Nachdem die Forschung zur Kontinuität in Staat, Wirtschaft und Gesellschaft über das Jahr 1945 hinweg in letzter Zeit neue, innovative Ergebnisse geliefert und so zu einem äußerst vielfältigen Forschungsstand beigetragen hat, ist es Zeit, Bilanz zu ziehen. Dies versucht Hans-Ulrich Thamer, Emeritus aus Münster, in einer knappen Studie, die sich bewusst an ein größeres Publikum wendet. Das ist zweifellos verdienstvoll und dürfte auf ein breites Interesse stoßen. Das Problem seiner Studie scheint mir aber darin zu liegen, dass sich Thamer darauf beschränkt, ohne eigene Forschung die Resultate anderer Forschungsprojekte zusammenzuführen, so dass er auf dieser Basis zuweilen zu einseitigen Ergebnissen gelangt.

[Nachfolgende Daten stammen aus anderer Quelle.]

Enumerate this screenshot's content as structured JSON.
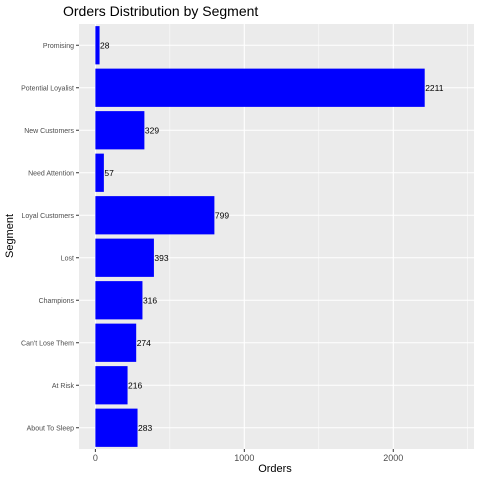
{
  "chart_data": {
    "type": "bar",
    "orientation": "horizontal",
    "title": "Orders  Distribution by Segment",
    "xlabel": "Orders",
    "ylabel": "Segment",
    "categories": [
      "Promising",
      "Potential Loyalist",
      "New Customers",
      "Need Attention",
      "Loyal Customers",
      "Lost",
      "Champions",
      "Can't Lose Them",
      "At Risk",
      "About To Sleep"
    ],
    "values": [
      28,
      2211,
      329,
      57,
      799,
      393,
      316,
      274,
      216,
      283
    ],
    "x_ticks": [
      0,
      1000,
      2000
    ],
    "xlim": [
      -110,
      2542
    ],
    "grid": true,
    "colors": {
      "bar": "#0000ff",
      "panel": "#ebebeb",
      "grid": "#ffffff"
    }
  }
}
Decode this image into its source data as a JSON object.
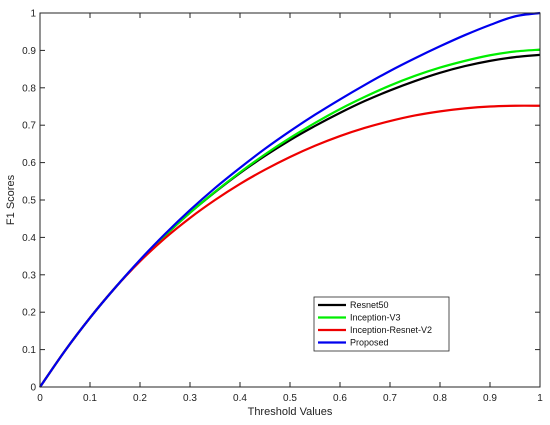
{
  "chart_data": {
    "type": "line",
    "title": "",
    "xlabel": "Threshold Values",
    "ylabel": "F1 Scores",
    "xlim": [
      0,
      1
    ],
    "ylim": [
      0,
      1
    ],
    "xticks": [
      0,
      0.1,
      0.2,
      0.3,
      0.4,
      0.5,
      0.6,
      0.7,
      0.8,
      0.9,
      1
    ],
    "xtick_labels": [
      "0",
      "0.1",
      "0.2",
      "0.3",
      "0.4",
      "0.5",
      "0.6",
      "0.7",
      "0.8",
      "0.9",
      "1"
    ],
    "yticks": [
      0,
      0.1,
      0.2,
      0.3,
      0.4,
      0.5,
      0.6,
      0.7,
      0.8,
      0.9,
      1
    ],
    "ytick_labels": [
      "0",
      "0.1",
      "0.2",
      "0.3",
      "0.4",
      "0.5",
      "0.6",
      "0.7",
      "0.8",
      "0.9",
      "1"
    ],
    "grid": false,
    "legend_position": "bottom-right",
    "x": [
      0,
      0.05,
      0.1,
      0.15,
      0.2,
      0.25,
      0.3,
      0.35,
      0.4,
      0.45,
      0.5,
      0.55,
      0.6,
      0.65,
      0.7,
      0.75,
      0.8,
      0.85,
      0.9,
      0.95,
      1
    ],
    "series": [
      {
        "name": "Resnet50",
        "color": "#000000",
        "values": [
          0,
          0.097,
          0.185,
          0.265,
          0.338,
          0.405,
          0.466,
          0.521,
          0.572,
          0.618,
          0.66,
          0.698,
          0.733,
          0.765,
          0.793,
          0.818,
          0.84,
          0.858,
          0.872,
          0.882,
          0.888
        ]
      },
      {
        "name": "Inception-V3",
        "color": "#00ee00",
        "values": [
          0,
          0.097,
          0.185,
          0.265,
          0.338,
          0.405,
          0.466,
          0.522,
          0.574,
          0.622,
          0.666,
          0.706,
          0.743,
          0.776,
          0.806,
          0.832,
          0.854,
          0.872,
          0.887,
          0.897,
          0.902
        ]
      },
      {
        "name": "Inception-Resnet-V2",
        "color": "#ee0000",
        "values": [
          0,
          0.097,
          0.185,
          0.265,
          0.336,
          0.398,
          0.452,
          0.5,
          0.543,
          0.581,
          0.615,
          0.645,
          0.671,
          0.693,
          0.711,
          0.726,
          0.737,
          0.745,
          0.75,
          0.752,
          0.752
        ]
      },
      {
        "name": "Proposed",
        "color": "#0000ee",
        "values": [
          0,
          0.097,
          0.185,
          0.265,
          0.34,
          0.409,
          0.473,
          0.532,
          0.586,
          0.637,
          0.684,
          0.728,
          0.769,
          0.808,
          0.845,
          0.879,
          0.911,
          0.941,
          0.968,
          0.991,
          1.0
        ]
      }
    ]
  }
}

Thamer widmet sich der Wirtschaft, den Beamten in staatlichen Behörden und Gerichten, dem Militär, Medizinern sowie Journalisten, und es ist immer wieder dasselbe Muster, das er im Hinblick auf Westdeutschland zu beschreiben hat. Während in den ersten Jahren der Besatzungsherrschaft Personen, die vor 1945 exponierte Positionen in ihrem Berufsfeld innegehabt hatten, die sich stärker politisch engagiert oder die sogar an nationalsozialistischen Gewaltverbrechen beteiligt gewesen waren, zunächst ausgegrenzt und teilweise sogar bestraft wurden, änderte sich das gesellschaftliche Klima zu Beginn der 1950er Jahre zu ihren Gunsten. Von wenigen Ausnahmen abgesehen erhielten sie die Chance, in führende Stellungen zurückzukehren und das neue demokratische Gemeinwesen mitzugestalten. Dabei verweist Thamer immer wieder auf die moralischen Probleme, die damit einhergingen: Viele machten über ihre nationalsozialistische Vergangenheit falsche Angaben, manche - wie der Germanist Hans Schneider/Schwerte - wechselten sogar ihre Identität, NS-Opfer und Emigranten wurden bei den Einstellungen zunehmend benachteiligt, und bei der Tätigkeit der belasteten Personen traten teilweise Kontinuitäten hervor, etwa wenn die Wiedergutmachungsansprüche von Zwangssterilisierten oder Sinti und Roma über Jahrzehnte von Verwaltung und Justiz negiert wurden.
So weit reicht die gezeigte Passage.